Monday, April 21, 2003

eschew reportage

Sometimes, I have to be reminded that what I have here is a journal, not a daily activity report.

Screw concerns about vulnerability. A coy blog is not worth writing, and definitely not worth reading.

keeping it together

I just came back from my blog wanderings in voyeur mode and found myself engrossed with the last one because I so identified with it. Now I don’t know if it is a meme or what, but several journals I read all shared the same theme: railing against time and circumstance – in a few cases, dreading the harbinger of old(er) age.

What struck me most was one author’s candid ire and desperation. He felt he wanted to be something before he turned 30, and shook his head at the inevitable comparisons he drew with his contemporaries. Now this is no slothful or untalented man; obviously he’s had his share of successes, but what he felt he failed to do was to make a dent – whatever that dent is.

He then asks just what is he supposed to do? How come no one taught him about that part of life? Where are the guidebooks, the marked maps, the secret codes?

Questions I know young people can barely construct, embraced by the tenderness of a sheltered life with their parents, uncovering the rules of love and heartache, determining their identity and preferences.

instant identification

I asked myself the very same questions a few years back, and every year around my birthday I find myself wallowing in the same mire of self-absorption. I remember the first time the equivalent of a mid-life crisis struck me with full force. I took a good long analytical look at myself and stripped myself of my illusions.

What did I have?

nothing to hold

Nothing to speak of in material terms. Money came and went in the throes of moments that did not look too far into the future. I never purchased anything like stocks or insurance, did not invest in other people’s businesses – I did not consider myself knowledgable enough to do any of that. I had given up my car and did not own my own place to live. My bank account echoed the rhythm of the tides, month in and month out.

nothing to be proud of

I had more in terms of achievements, but all of that, I felt, was pale comfort. I could not eat my awards for things written in times of focused passion. The beauty of my short stories published here and there was no hedge against the need to pay the rent, the grocery bill, the utilities. Besides, I had mistakenly stopped writing when everything seemed too simple. I erred in thinking that there were no challenges and left the arena, disdaining the accolades and sycophants who wished me well.

something to fight for

The only thing that kept me going was my love for my wife. I refused to see her in any kind of need or distress, such that I took jobs that I realized much later were beneath my level, just to have cash. The reason my work was simple was because I was too intelligent for it. The same reason I was ultimately rendered inutile by sheer ennui. I could those things in my sleep, and often did, a somnambulist ekeing out a living.

So at that time, we lived as we wanted and lacked for nothing inasmuch as our needs were under control (a condo unit, books, comics, games, eating out). But at night I would be wracked by stunningly fundamental questions.

Where was the guidebook?

Isn’t anyone going to tell me how to do things?

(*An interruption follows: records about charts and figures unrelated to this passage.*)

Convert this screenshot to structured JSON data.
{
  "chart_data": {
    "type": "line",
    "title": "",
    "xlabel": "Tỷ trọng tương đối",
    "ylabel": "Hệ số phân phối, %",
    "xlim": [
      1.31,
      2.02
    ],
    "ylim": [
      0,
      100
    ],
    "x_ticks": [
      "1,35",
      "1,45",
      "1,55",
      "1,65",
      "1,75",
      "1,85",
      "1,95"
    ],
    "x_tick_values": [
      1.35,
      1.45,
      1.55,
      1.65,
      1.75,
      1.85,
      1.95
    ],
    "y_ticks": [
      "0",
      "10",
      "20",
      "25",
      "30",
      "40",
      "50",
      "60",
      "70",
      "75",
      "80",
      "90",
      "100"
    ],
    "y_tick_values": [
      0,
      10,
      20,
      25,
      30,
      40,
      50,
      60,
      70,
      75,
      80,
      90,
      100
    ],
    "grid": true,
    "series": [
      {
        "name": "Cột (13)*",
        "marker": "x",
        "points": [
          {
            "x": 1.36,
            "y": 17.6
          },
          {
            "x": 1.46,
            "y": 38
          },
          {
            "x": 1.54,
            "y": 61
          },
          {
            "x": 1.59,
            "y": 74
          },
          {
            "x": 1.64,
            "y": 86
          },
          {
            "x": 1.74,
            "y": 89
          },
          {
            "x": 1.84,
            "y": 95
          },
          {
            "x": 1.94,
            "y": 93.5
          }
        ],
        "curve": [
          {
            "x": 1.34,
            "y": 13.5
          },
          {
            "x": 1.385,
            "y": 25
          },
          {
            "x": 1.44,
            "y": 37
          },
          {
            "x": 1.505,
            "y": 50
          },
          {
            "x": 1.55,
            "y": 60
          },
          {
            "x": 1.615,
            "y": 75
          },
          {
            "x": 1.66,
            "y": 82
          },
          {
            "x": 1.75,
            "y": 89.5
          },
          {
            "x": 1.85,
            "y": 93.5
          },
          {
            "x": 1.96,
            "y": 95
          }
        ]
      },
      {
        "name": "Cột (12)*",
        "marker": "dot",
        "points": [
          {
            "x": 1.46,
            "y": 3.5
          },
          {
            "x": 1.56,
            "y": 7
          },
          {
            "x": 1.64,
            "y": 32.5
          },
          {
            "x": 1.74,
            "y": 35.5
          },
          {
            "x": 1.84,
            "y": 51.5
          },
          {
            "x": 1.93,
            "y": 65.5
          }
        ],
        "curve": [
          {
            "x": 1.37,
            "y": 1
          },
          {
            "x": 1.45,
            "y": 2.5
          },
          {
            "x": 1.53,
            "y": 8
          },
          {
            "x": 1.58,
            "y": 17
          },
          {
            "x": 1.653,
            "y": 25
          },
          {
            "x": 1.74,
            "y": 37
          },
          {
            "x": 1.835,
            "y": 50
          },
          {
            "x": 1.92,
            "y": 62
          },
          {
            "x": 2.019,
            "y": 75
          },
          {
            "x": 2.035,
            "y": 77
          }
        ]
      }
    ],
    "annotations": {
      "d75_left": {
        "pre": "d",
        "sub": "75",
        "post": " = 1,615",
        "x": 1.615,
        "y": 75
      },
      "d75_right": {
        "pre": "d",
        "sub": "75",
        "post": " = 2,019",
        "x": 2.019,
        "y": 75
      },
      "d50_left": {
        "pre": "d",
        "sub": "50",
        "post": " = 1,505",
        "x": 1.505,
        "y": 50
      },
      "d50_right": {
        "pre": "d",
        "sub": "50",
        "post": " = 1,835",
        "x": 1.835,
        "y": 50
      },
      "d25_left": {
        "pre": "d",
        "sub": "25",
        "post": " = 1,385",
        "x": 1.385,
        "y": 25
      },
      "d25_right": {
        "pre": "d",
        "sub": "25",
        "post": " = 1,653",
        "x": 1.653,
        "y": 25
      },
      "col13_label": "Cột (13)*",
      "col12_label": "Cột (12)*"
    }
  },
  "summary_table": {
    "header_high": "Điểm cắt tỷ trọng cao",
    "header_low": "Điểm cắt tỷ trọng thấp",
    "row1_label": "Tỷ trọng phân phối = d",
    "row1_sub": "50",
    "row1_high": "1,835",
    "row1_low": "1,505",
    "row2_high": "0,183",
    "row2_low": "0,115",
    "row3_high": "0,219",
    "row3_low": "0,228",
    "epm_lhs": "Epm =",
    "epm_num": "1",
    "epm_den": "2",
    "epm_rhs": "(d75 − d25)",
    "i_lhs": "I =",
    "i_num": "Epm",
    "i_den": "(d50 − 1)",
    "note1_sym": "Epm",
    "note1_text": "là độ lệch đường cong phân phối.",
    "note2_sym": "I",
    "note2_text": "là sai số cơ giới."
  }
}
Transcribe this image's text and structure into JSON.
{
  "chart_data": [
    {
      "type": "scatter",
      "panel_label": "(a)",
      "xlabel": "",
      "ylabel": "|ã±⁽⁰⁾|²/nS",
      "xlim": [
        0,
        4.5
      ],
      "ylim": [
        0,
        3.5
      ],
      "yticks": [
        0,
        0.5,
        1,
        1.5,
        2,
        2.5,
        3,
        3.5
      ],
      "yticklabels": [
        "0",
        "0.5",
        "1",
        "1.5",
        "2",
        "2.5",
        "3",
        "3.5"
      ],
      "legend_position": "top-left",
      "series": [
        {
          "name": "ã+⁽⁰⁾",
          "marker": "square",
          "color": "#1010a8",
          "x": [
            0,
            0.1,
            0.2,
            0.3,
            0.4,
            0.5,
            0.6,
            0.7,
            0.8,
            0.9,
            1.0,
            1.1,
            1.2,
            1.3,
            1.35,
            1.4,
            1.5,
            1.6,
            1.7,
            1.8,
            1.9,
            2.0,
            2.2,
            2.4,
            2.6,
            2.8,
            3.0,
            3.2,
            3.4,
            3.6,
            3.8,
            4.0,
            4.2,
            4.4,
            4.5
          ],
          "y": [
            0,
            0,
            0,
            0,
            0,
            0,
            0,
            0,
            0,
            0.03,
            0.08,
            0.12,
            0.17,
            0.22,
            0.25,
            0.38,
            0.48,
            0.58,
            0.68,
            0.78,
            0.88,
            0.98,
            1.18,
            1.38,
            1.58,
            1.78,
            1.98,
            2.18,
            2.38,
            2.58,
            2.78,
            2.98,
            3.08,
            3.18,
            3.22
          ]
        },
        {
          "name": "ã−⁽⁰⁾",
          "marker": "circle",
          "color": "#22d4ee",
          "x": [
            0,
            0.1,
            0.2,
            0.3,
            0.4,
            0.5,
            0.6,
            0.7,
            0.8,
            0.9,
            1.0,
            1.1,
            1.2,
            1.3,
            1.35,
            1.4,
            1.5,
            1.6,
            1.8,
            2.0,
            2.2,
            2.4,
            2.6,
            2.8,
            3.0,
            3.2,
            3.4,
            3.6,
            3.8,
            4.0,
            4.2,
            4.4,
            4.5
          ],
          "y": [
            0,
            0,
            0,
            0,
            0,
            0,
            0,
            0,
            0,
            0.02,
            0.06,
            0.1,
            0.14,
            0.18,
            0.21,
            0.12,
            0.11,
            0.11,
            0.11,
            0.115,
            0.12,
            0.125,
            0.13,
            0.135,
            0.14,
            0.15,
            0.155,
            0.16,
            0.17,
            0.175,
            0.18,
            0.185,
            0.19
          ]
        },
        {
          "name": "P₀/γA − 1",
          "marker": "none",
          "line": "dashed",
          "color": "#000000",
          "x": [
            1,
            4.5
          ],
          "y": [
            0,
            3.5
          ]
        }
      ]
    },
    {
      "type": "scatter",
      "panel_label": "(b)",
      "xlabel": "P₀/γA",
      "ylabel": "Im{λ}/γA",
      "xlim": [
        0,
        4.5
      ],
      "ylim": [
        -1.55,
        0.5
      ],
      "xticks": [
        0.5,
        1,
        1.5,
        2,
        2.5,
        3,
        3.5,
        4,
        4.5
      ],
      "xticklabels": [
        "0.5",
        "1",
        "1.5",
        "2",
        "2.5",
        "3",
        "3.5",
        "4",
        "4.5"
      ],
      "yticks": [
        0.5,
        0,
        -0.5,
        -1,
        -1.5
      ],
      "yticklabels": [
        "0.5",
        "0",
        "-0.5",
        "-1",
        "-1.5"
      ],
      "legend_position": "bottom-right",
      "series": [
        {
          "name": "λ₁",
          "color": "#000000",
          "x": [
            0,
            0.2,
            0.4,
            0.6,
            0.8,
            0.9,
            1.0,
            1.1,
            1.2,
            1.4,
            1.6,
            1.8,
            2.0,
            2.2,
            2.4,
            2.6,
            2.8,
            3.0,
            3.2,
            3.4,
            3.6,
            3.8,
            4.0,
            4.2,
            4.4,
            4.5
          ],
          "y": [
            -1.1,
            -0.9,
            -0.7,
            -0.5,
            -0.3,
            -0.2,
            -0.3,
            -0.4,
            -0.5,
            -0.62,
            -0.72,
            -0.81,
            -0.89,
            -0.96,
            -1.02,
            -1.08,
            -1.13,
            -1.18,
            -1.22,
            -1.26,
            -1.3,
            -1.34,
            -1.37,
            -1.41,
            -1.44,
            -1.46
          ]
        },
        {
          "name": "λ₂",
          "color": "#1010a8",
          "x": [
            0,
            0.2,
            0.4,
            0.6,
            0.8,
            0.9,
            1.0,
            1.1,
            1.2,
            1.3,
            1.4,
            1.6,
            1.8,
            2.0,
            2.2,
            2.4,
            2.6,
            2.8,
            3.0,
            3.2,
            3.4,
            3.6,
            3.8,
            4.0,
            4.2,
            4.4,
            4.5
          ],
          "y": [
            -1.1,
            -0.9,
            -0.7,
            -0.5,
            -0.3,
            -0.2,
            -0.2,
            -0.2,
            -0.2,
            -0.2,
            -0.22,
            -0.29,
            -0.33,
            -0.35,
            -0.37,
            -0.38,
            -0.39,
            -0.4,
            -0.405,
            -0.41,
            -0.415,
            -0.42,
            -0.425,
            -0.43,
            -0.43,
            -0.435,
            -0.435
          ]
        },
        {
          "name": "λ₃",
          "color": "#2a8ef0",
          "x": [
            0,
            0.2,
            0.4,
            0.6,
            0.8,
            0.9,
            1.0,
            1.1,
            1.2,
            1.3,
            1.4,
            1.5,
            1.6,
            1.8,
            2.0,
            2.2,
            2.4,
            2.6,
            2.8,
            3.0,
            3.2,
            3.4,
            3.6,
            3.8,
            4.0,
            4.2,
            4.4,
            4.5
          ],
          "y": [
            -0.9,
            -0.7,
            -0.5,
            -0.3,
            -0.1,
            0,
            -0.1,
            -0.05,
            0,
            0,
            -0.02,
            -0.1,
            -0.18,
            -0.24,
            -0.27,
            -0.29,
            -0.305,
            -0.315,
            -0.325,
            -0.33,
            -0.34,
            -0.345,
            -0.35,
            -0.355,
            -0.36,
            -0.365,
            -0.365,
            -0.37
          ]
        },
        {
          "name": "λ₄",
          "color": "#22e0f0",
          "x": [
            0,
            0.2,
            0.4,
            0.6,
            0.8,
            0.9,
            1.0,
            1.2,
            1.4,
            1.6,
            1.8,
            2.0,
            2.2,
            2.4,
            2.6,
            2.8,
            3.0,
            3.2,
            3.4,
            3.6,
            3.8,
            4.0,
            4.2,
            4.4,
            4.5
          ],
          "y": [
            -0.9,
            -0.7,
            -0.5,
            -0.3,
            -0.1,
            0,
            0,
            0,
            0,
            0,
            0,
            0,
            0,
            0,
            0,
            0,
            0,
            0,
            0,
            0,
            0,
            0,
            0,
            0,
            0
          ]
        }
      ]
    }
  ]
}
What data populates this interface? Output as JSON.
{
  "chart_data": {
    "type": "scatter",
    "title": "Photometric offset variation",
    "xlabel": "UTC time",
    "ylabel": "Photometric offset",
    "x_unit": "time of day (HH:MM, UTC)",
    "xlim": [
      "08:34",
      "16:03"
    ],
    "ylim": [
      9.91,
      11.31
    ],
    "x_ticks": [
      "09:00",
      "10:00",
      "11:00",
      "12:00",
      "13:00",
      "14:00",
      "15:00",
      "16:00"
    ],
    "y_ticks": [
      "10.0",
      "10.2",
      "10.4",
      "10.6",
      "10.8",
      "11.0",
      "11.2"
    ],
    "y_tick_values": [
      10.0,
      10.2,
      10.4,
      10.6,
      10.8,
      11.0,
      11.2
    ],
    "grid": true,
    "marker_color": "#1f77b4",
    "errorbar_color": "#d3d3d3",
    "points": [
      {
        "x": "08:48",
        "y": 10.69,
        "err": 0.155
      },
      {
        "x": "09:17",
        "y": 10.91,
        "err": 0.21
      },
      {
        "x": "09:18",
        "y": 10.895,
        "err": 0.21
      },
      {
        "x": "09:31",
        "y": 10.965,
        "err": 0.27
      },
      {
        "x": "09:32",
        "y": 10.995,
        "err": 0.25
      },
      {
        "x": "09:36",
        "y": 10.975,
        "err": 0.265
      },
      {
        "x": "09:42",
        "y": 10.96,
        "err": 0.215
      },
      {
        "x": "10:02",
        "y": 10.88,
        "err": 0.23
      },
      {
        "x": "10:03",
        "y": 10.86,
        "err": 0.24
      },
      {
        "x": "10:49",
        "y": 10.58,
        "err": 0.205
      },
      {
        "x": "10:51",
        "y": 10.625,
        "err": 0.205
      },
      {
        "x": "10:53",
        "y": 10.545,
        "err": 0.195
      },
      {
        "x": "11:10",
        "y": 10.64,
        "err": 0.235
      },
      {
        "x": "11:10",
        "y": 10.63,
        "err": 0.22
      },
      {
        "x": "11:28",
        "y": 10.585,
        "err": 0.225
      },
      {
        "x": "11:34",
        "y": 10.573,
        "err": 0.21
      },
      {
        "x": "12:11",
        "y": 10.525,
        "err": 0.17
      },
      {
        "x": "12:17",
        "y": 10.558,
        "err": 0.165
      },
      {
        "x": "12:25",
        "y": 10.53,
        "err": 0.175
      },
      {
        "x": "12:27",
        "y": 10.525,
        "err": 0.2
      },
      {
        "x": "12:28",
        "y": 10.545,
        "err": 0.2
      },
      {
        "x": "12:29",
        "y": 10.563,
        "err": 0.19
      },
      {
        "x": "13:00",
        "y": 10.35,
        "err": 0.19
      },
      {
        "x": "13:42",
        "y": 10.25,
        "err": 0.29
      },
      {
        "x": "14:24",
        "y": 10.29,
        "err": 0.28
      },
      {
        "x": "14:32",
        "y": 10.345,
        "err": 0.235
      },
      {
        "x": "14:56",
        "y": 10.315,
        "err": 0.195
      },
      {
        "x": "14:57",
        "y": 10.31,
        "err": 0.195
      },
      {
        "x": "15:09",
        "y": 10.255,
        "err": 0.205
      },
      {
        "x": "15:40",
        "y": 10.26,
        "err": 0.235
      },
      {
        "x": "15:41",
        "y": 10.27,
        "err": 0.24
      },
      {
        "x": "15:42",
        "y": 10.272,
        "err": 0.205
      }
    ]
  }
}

Am I truly to be left to own devices for the rest of my life?

jumping with my eyes open

I never had a glorious epiphany, the kind that happens to murderers on their way to Damascus. Instead, I slowly accepted the results of my analysis. That there were no answers, no teachers, no guidebooks, no maps. That my job led to nowhere more promising than a dead-end. That the only person who could begin to create solutions for my personal circumstances was myself.

So I decided to jump away from the relative comfort of false stability. I quit my job (and immediately missed the regular paychecks) and went to market. The only thing I had for sale was myself – my writer core plus all the odds and ends I acquired through the years. I’ve always believed in my ability to do something I put my mind to. To my shocked delight, so did others. They called my odds and ends “skill sets” and told me that my market value was easily 5 times my previous salary.

fast forward

Today I have my own business (and still shake my head at the notion of myself as a businessman – what writer-type person becomes a businessman?) doing something that challenges my mind on a regular basis. I do not consider myself a success by a long shot, but my circumstances are significantly improved from several years ago. I know how easily wheels turn but this time have provided alternatives.

I’ve begun writing again, publishing once in a while, collaborating with people whose minds and talents push me to either hold up my own or withdraw in shame. And I'd sooner die than not try.

But once in a while, I still ask the same questions that haunt me. I think that I shall never stop asking them for as long as I can draw breath, despite the fact that the answers never change.

Where do I make a dent? How do I make a dent?

Do I have to make a dent?

a little bit of something is better
than a whole lot of nothing

In the end, it is the asking that matters. Going on despite the lack of closure, knowing that everything, sadly, must end in tears. It means striving today for a little extra comfort tomorrow. It means making sure that my little girl grows up in the best possible environment within our means. It means working towards a degree of creative achievement on my own terms, not for awards or my friends' applause, but for my inner spirit that rests only when it has given up all its words.

It means accepting the fact that dent or no dent, life must be lived.

So is there a lesson in all this soulsearching?

I don't know.

You should know better than to ask a man who has no answers, but only tentative solutions for everyday existence.